Durch die enge Verflechtung von weltlicher und kirchlicher Macht war die Basler Kirche lange Zeit eine ausgesprochene Staatskirche. «Solange die weltliche und die christliche Gemeinde sich deckten und die Obrigkeit bewusst eine christliche sein und ihr Volk als ein christliches regieren wollte, mochte das angehen.»23 Auch nach der Neuordnung von 1911 behielt die Evangelisch-reformierte Gemeinde ihren Charakter als Stadtkirche, als Kirche in einem urbanen Raum und blieb insofern auch dem «myth of the secular city»24 unterworfen.

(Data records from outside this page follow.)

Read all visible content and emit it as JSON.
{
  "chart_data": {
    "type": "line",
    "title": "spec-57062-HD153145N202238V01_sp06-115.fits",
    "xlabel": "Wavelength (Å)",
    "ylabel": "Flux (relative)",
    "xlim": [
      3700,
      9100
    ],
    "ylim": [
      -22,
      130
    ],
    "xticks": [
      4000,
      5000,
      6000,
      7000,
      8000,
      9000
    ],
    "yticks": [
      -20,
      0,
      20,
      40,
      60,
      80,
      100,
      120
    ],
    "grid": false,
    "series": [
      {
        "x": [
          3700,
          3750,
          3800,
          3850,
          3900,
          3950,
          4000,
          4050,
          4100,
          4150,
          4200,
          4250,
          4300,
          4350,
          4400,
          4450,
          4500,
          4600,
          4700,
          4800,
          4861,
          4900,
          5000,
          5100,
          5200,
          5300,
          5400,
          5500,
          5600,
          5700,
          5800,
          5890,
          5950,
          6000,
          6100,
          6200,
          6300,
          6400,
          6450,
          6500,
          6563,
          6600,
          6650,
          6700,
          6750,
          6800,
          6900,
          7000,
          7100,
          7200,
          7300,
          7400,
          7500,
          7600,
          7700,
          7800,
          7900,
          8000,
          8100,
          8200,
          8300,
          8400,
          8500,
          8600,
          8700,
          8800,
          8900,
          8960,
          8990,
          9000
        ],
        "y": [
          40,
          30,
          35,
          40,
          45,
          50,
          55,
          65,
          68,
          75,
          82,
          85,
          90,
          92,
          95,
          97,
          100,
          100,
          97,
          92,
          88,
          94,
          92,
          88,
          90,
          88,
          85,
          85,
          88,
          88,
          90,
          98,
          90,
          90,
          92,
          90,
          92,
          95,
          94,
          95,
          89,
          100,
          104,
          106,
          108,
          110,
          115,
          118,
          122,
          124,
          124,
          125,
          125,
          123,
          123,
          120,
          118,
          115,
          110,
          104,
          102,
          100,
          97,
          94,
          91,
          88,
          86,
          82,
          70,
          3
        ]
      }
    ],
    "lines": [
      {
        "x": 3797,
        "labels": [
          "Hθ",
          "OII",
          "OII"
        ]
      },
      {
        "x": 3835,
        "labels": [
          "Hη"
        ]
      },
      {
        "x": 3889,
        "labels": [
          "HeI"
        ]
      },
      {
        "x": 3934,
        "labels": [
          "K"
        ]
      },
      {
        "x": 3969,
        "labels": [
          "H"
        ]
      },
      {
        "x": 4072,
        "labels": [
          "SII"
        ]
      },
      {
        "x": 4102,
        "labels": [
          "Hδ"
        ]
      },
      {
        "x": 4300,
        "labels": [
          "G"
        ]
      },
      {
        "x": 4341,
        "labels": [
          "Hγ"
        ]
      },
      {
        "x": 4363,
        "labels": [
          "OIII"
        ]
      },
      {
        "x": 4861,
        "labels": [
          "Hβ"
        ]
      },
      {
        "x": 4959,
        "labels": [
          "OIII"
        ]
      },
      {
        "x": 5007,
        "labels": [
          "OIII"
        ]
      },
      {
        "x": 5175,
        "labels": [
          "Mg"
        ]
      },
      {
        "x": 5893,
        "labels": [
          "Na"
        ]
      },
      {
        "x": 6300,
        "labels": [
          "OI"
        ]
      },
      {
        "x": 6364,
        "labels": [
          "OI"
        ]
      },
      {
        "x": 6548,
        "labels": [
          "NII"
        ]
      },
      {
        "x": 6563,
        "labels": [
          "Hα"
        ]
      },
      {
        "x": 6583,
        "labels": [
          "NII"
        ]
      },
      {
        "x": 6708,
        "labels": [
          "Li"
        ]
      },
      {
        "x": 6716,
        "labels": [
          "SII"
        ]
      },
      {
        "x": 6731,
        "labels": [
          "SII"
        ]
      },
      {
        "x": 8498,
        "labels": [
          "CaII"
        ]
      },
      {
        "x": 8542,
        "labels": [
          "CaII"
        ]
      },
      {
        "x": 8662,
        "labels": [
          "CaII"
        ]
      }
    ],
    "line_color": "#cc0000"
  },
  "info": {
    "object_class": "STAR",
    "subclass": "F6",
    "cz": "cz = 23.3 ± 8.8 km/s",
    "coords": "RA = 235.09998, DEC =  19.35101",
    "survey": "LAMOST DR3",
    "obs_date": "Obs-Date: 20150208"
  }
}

Antony J. Steinhoff meint damit die von Religionshistorikern in den 1960er- und 70er-Jahren vertretene Ansicht, dass die Säkularisierung eine unvermeidbare Begleiterscheinung der modernen Industriegesellschaft war und diese ihren Ort in der Stadt fand, wo die sozialen Unterschiede und die Komplexität und Vielfalt des Lebens in konzentrierter Form existierten.25 Inzwischen zeigt die neuere Forschung dagegen, dass die Tendenz, zwischen urbaner und ländlicher Religion eine tiefe Kluft zu postulieren, «als Übertreibung zu bewerten» ist und die Möglichkeiten religiöser Erfahrung in den Städten optimistischer und vielfältiger darzustellen ist, als lange angenommen.26 Auch wenn zweifellos traditionelle Formen der Kirchlichkeit durch die Urbanisierung in Frage gestellt wurden, forcierten die Bedingungen der Moderne nicht nur Prozesse der Entwurzelung und der Destabilisierung von traditionellen Gesellschaftsformen, sondern ermöglichten auch neue Formen (religiöser) Vergemeinschaftung.27

Vor diesem Hintergrund hat die Analyse von Veränderungsprozessen in der Evangelisch-reformierten Kirche Basel-Stadt aus dem Blickwinkel einer Stadtkirche ihre Berechtigung. Es ist auf alle Fälle damit zu rechnen, dass sie in besonderer Weise von den Einflüssen der Urbanisierung und Modernisierung getroffen wurde, auf welche Weise auch immer sich diese bemerkbar gemacht haben.